Sur une célèbre page web de vente en ligne, une œuvre rare du peintre Joseph Ramanankamonjy s’élève à 399 dollars. Le coût de production, paraît-il d’une Playstation 4. Une autre est estimée à peu près à 600 euros. Sous côté chez les Occidentaux.
Pourtant à Madagascar, Papatovo pour les proches est l’archétype de l’art pictural malgache. « La valeur d’un tableau devrait augmenter au fur et à mesure de son âge. Pour son cas, j’estime qu’il a vendu des œuvres à moindre prix au début et est resté côté ainsi », indique Henri Ranaivoarisoa, peintre prometteur de la nouvelle génération.
Cette année, la famille et les admirateurs de Joseph Ramanankamonjy vont prouver le contraire. Ils lui dédieront plusieurs semaines de ce mois à travers des ateliers, expositions et des conférences débats. Depuis lundi, un atelier d’initiation à la peinture, portrait et paysage, se tient au Cite Ambatonakanga jusqu’au 24 octobre. Vendredi, une table ronde autour de son œuvre et la place de la peinture dans la culture malgache aura lieu à l’Académie malgache Tsimbazaza, à 9h30. Le plus attendu de cette commémoration sera l’exposition de ses peintures à l’Ikm Antsahavola, à partir de samedi. La pose de la première pierre d’une rue portant le nom de Joseph Ramanankamonjy sera aussi effectuée le 30 octobre à Anjohy, à la Haute Ville.

Famille artistique
« C’est un manque de visibilité des artistes malgaches », fait comprendre Jonny R’afa, parolier et sculpteur, sortant de l’école nationale supérieure des Beaux Arts de Paris en France. Apparem­ment, les prix des tableaux de ce maître du sanguine laissent pantois le milieu artistique local. Sûrement, des éclaircissements seront apportés lors des différents évènements proposés lors de ces jours de mémoire culturelle.
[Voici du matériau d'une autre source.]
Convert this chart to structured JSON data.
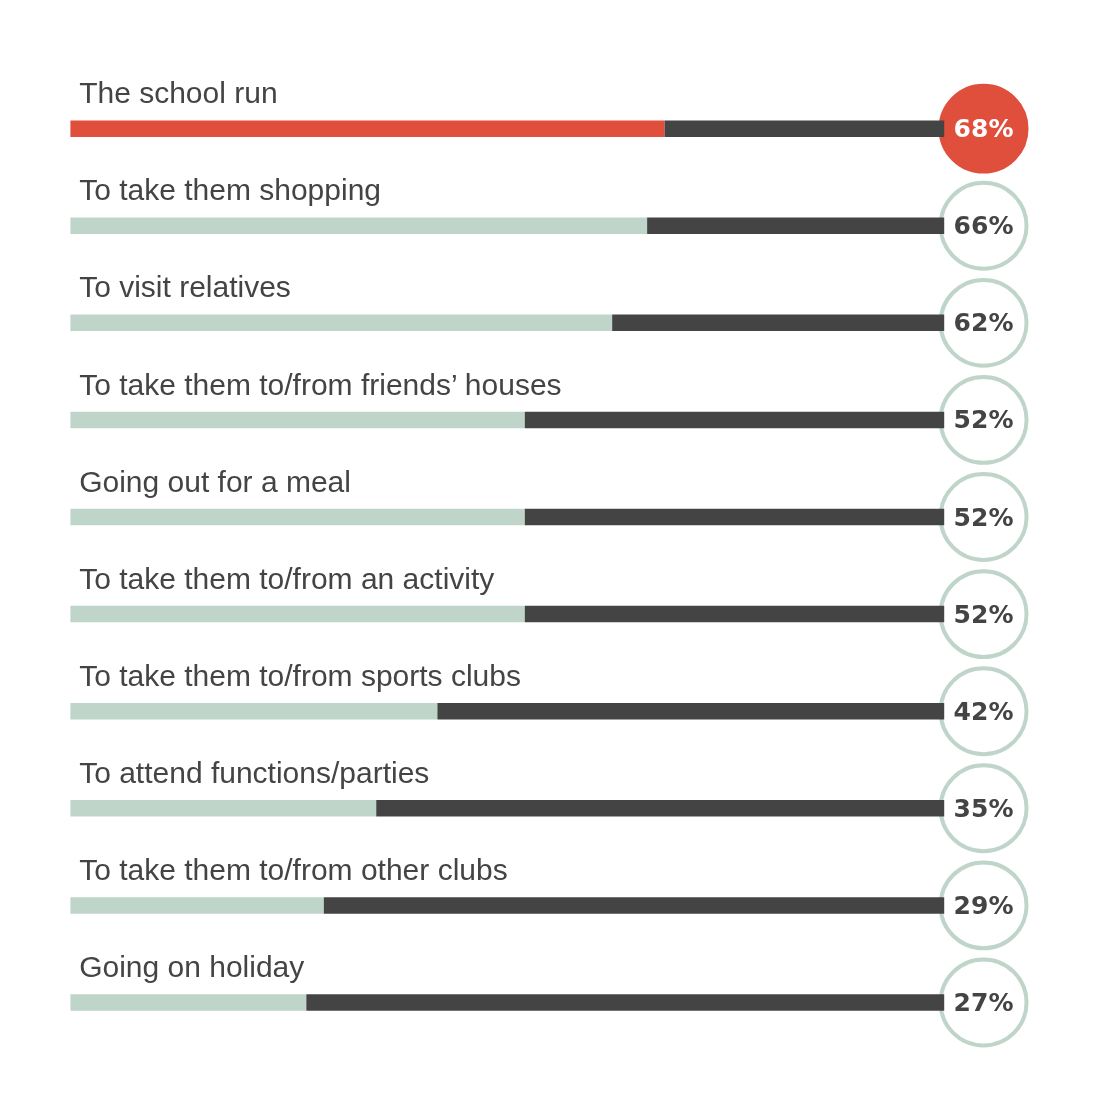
{
  "chart_data": {
    "type": "bar",
    "orientation": "horizontal",
    "stacked": true,
    "categories": [
      "The school run",
      "To take them shopping",
      "To visit relatives",
      "To take them to/from friends’ houses",
      "Going out for a meal",
      "To take them to/from an activity",
      "To take them to/from sports clubs",
      "To attend functions/parties",
      "To take them to/from other clubs",
      "Going on holiday"
    ],
    "series": [
      {
        "values": [
          68,
          66,
          62,
          52,
          52,
          52,
          42,
          35,
          29,
          27
        ],
        "colors": [
          "#e04e3c",
          "#c0d5c9",
          "#c0d5c9",
          "#c0d5c9",
          "#c0d5c9",
          "#c0d5c9",
          "#c0d5c9",
          "#c0d5c9",
          "#c0d5c9",
          "#c0d5c9"
        ],
        "value_labels": [
          "68%",
          "66%",
          "62%",
          "52%",
          "52%",
          "52%",
          "42%",
          "35%",
          "29%",
          "27%"
        ]
      },
      {
        "values": [
          32,
          34,
          38,
          48,
          48,
          48,
          58,
          65,
          71,
          73
        ],
        "color": "#444444"
      }
    ],
    "xlim": [
      0,
      100
    ],
    "tick_labels": false,
    "grid": false
  }
}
Joseph Ramanankamonjy est né au mois d’août 1898 à Ambohimalaza, et s’est éteint le 22 octobre 1984. Il était l’aimant et aimé de Marie-Jeanne Razaiarivony, Mamabola pour les proches. L’un de ses frères était un grand compositeur de standard de la musique du terroir malgache, comme
« Mivolom-batosoa », de Therack Ramamonjisoa. Une missive d’Hemerson Andrianetrazafy, historien d’art et artiste plasticien, résume tout l’univers de ce grand homme. « Témoin et acteur des transformations de la société malgache, Joseph Ramanakamonjy a œuvré pour l’émergence de la culture malgache dans des contextes sociopolitiques différents ».